In the last three years I've suffered three miscarriages, cut ties with my selfish, irresponsible and personality disordered mother, lost one colleague and one close friend to suicide, had three admissions to a group therapy trauma program in a psych hospital, found out my 20-year-old-son was sexually assaulted ar age 11, found out that, when my callous grandiose ex, who lied poisonously to turn my children against me had "care" of my teen and young adult children, my middle son tried to kill himself "a bunch of times" according to my younger son, lost ourJack Russell to a brown snake, had an (obviously also personality disordered) next door neighbor assault my boyfriend and scream death threats at us because we questioned her throwing dog feaces on the other next door neighbor's children's toys, she then tried to frame my bf in court and accuse him of what she was guilty of (I witnessed it). This court hearing was when I was losing a foetus, a baby girl, who was dead in my womb for an entire month, due to negligent medical care and being disregared by my doctor.

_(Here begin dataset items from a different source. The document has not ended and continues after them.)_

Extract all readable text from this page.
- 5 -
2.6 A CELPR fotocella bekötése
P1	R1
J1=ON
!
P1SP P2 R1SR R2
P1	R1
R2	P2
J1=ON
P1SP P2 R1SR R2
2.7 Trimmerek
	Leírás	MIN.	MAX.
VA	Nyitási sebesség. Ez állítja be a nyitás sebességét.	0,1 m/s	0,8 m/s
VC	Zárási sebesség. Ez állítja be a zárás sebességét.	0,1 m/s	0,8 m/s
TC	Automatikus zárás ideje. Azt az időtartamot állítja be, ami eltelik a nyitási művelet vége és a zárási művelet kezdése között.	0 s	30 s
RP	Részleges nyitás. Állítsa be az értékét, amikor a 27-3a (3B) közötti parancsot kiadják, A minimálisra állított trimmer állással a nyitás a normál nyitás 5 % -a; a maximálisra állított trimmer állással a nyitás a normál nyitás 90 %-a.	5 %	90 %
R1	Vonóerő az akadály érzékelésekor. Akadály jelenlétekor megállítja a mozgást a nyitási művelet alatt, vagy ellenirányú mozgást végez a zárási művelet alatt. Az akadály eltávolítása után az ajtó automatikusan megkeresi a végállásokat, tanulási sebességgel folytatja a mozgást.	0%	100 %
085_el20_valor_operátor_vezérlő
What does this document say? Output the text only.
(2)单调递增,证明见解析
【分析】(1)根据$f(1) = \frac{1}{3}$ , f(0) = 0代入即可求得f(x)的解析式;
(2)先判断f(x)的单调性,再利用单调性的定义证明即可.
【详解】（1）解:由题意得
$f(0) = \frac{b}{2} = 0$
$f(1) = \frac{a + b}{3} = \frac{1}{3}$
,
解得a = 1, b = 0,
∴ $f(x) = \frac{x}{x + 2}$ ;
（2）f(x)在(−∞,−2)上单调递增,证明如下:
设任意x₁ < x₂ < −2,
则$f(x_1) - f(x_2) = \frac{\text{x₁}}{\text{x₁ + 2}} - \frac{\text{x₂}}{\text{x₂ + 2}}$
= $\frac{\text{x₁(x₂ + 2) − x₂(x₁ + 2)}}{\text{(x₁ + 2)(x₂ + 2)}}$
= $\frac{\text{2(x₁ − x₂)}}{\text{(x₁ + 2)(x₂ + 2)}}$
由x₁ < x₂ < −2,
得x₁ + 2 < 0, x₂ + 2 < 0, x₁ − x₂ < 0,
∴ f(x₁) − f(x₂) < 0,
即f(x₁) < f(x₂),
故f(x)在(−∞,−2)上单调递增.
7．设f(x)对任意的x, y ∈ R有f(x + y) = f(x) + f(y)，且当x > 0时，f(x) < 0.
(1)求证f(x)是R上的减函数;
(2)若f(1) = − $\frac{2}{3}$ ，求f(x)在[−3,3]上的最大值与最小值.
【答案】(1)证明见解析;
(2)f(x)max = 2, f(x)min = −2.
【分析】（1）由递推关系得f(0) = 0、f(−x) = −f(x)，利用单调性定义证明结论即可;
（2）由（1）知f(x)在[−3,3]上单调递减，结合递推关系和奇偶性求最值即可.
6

The case was thrown out, but that kind of stress was very damaging.That was the worst of it, but by no means everything.

So when my boyfriend's co-parent started to tear down her youngest son, the young man I've helped to raise (he was besties with my 20-year-old before I even met his Dad) calling him the most vile and abusive things (she texted horrible things about her son, my bf and me, no, we haven't done anything wrong she just has untreated borderline personality disorder) and he was calling, BESIDE himself day and night, I got stressed and triggered. Oh, might I mention that I'm currently doing a 18 week group therapy program for childhood sexual abuse.

Yes, I've had a tough time of it.

And yesterday, my boyfriend went to visit his son and he didn't want me along. I felt left out and like my agency was deprived me. My boyfriend was a little worried because his ex had riled up a whole non-white neighborhood (thanks lefty victim collectivist political-media,in my country, who only think about race and gender and not INDIVIDUALS, for whipping up identity division and divides) and it was a worry that they would make it racial rather than what it was, a mentally ill woman just being symptomatic and nasty.I wanted to mitigate that racial tension, as I look very "multi cultural", but my guy didn't want me to come.

My guy's son has to leave that neighborhood now, as the Arab and indian people there hate him for what his mother did, one of them threw garbage over his front yard, other's stand around glaring and hostile, anyway there's more, but thats enough.

SO, I didn't get to go and support him and I felt left out and so, so tired of drama and heartache, at the same time.

Comments

I'm sending you a hug and I'll make sure to pray for you. Please do not feel alone....
Thank you! @joia ingram, for your kind thoughts and prayers. :-) My stepson is moving on Sunday. He's found a new place. I got to give him some support. My life's been better, too. My children are coming to.me for support and it's good. I think you're prayers must've helped. My health is getting better too.